Black Ox Orkestar – Everything Returns

Constellation

Black Ox Orkestar - Everything Returns“Everything goes, everything comes back; the wheel of being rolls eternally. Everything dies, everything blossoms again, the year of being runs eternally.” Friedrich Nietzsche, Also Sprach Zarathustra

“What has been will be again, what has been done will be done again; there is nothing new under the sun.” Ecclesiastes 1:9

There is a certain comfort in knowing that everything comes back around, from the morning sunrise to the latest literary tastes and trends. There is also a crushing terror that comes with that realisation. There will be rediscoveries and fresh appraisals, as lost and underappreciated classics are unearthed and placed on a pedestal or faded fads return to see the light of day; but there will also be outbreaks of fascism, mass hysteria, witch trials, and fear and mistrust of outsiders.

The concept of eternal recurrence, which so plagued and haunted Nietszche, is entirely antithetical to the primary pillars of Western civilisation and the art that stems from it. Eternal recurrence negates the idea of free will and the sovereignty of the individual in all its Ayn Rand-ian “glory”. It also calls into question certain myths lionised in Western music, like “authenticity” and “originality”, and their accompanying market logic.

Black Ox Orkestar smash those notions like wedding glasses, seamlessly blending traditional tunes and original compositions while artfully weaving together music from numerous different diasporas.

Everything Returns, the third full-length and first following a fifteen-year hiatus, from Montréal’s Black Ox Orkestar spits in the faces of these fallacies. These nine songs could have come from 1912 or 1862 or 2007, and would have sounded just as fresh and invigorating and moving in each era.




Things begin with “Tish Ngin,” one of the most traditional-sounding offerings, kicking things off with a particularly timeless, reverential air, with its sawing double bass, ringing piano chords and soaring violin.

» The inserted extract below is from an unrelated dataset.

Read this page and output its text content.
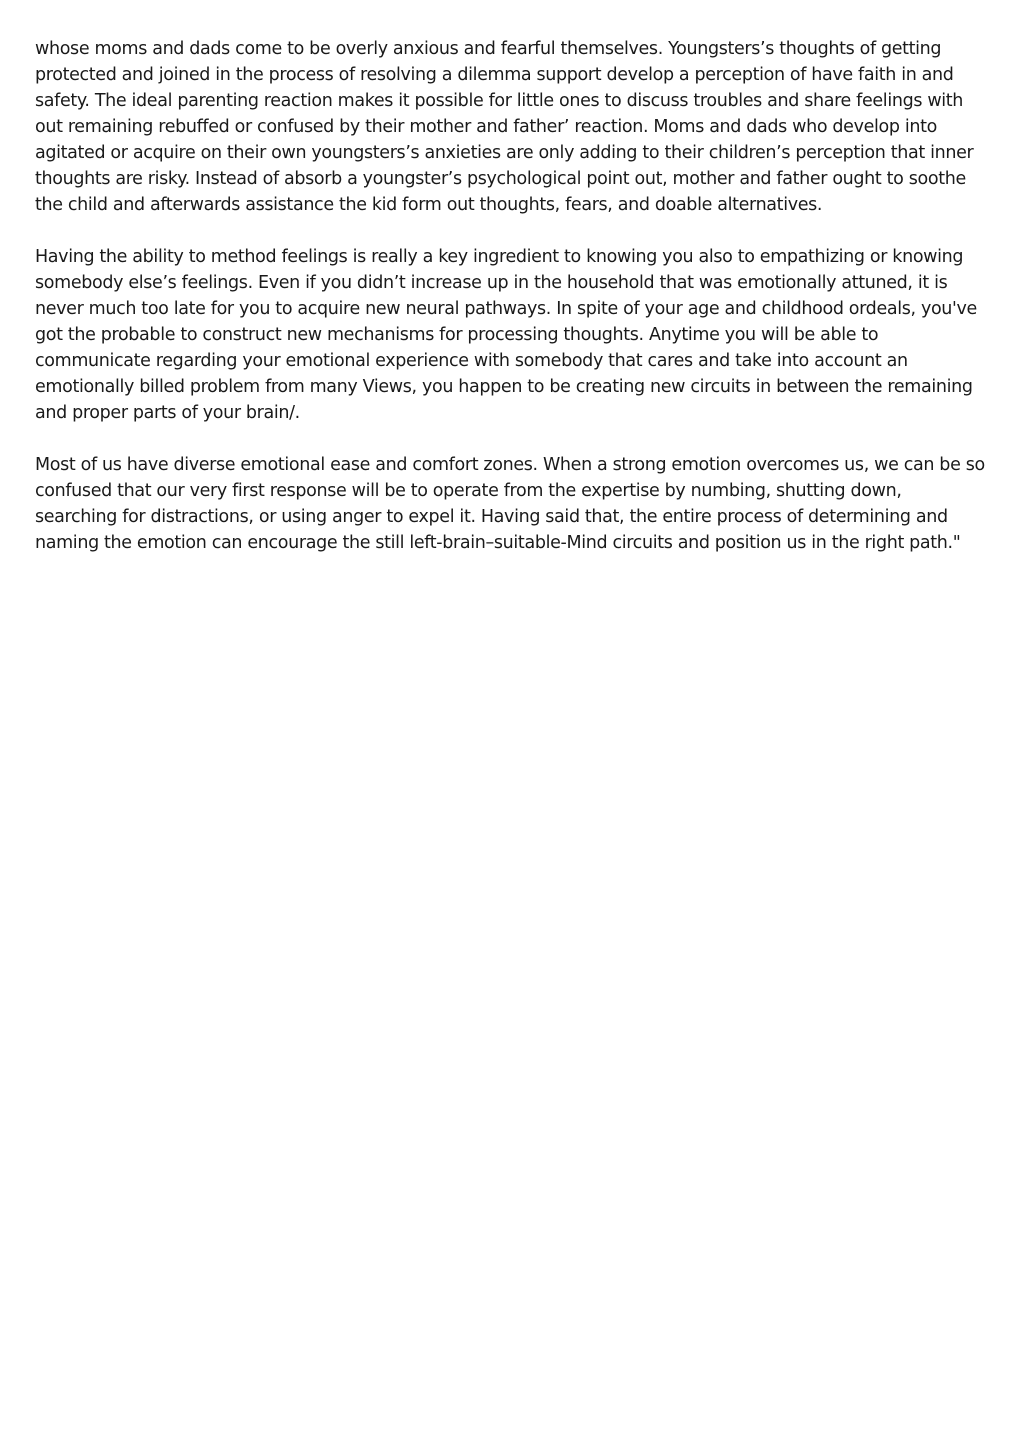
whose moms and dads come to be overly anxious and fearful themselves. Youngsters’s thoughts of getting protected and joined in the process of resolving a dilemma support develop a perception of have faith in and safety. The ideal parenting reaction makes it possible for little ones to discuss troubles and share feelings with out remaining rebuffed or confused by their mother and father’ reaction. Moms and dads who develop into agitated or acquire on their own youngsters’s anxieties are only adding to their children’s perception that inner thoughts are risky. Instead of absorb a youngster’s psychological point out, mother and father ought to soothe the child and afterwards assistance the kid form out thoughts, fears, and doable alternatives.

Having the ability to method feelings is really a key ingredient to knowing you also to empathizing or knowing somebody else’s feelings. Even if you didn’t increase up in the household that was emotionally attuned, it is never much too late for you to acquire new neural pathways. In spite of your age and childhood ordeals, you've got the probable to construct new mechanisms for processing thoughts. Anytime you will be able to communicate regarding your emotional experience with somebody that cares and take into account an emotionally billed problem from many Views, you happen to be creating new circuits in between the remaining and proper parts of your brain/.

Most of us have diverse emotional ease and comfort zones. When a strong emotion overcomes us, we can be so confused that our very first response will be to operate from the expertise by numbing, shutting down, searching for distractions, or using anger to expel it. Having said that, the entire process of determining and naming the emotion can encourage the still left-brain–suitable-Mind circuits and position us in the right path."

Nigun are wordless songs sung by Hasidic Jews meant to elevate the spirit to meet G_d. It gives the album a mystical edge that accompanies the Yiddish protest songs.

“Perpetual Peace,” its neighbour, feels like it could’ve been sung at some Socialist organising hall circa 1915. It’s also a nice pick-me-up, as much of the rest of the album veers more towards the contemplative and sombre. You get a little bit of both with “Oysgeforn / Bessarabian Hora”, which is as traditional as it comes with its alternating bass tubas, pirouetting clarinets and hand claps.

Everything Returns reunites the original Black Ox Orkestar lineup of Scott Gilmore, Jessica Moss, Gabriel Levine and Thierry Amar, the double-bassist for A Silver Mt Zion and, of late Godspeed You! Black Emperor, who are augmented by Pierre-Guy Blanchardm, Nadia Moss, Julie Houle, Craig Pedersen and Julie Richard to become a fully-fledged klezmer orchestra.

While A Silver Mt Zion and Godspeed You! Black Emperor have always had elements of folk and traditional music, which are then transformed into fiery maelstroms of distorted guitar, leaden electric bass and churning classical strings, Black Ox Orkestar play traditional klezmer music, straight up — pure, raw and uncut.

Greg Norman‘s engineering has a documentarian, field recording-like quality, giving plenty of space and time to appreciate Gabriel Levine’s warm, breathy bass and alto clarinets and Jessica Moss’s goosebump-inducing violin. This music doesn’t need a gimmick. Any attempt at such might have come across as some William Castle-esque marketing schlock to get some butts in seats, taking away from the very real heart and motivation for Black Ox Orkestar’s re-emergence.




As the liner notes put it: “This is not fusion music, but diaspora music: a cross-cultural call and response of musical lexicons, emerging from the history of Jewish persecution and displacement, the musicology of 19th century repertoire from Jewish shtetls, the improvisational traditions of nusakh in Jewish music and taqsim in Arabic music, and a wider polyglot dialogue of Jewish, Slavic, Arabic, and Central Asian musical traditions. Lyrically and stylistically, Everything Returns connects key current issues — from refugees forced to leave their homes, to the return of fascism and exclusionary nationalism — with the legacy of modernist Yiddish poetry and song.”

It’s so inspiring to hear traditional music presented in a pure, unadulterated form, even if it’s alongside contemporary and original works. It busts the sounds and stories out of folk music’s marginalised position and brings the timeless sounds to breathing, screaming, bleeding, laughing life. This is essential if we have any hope of addressing so many social ills that have been around for waay too long. Otherwise, they’ll keep happening over and over and over again.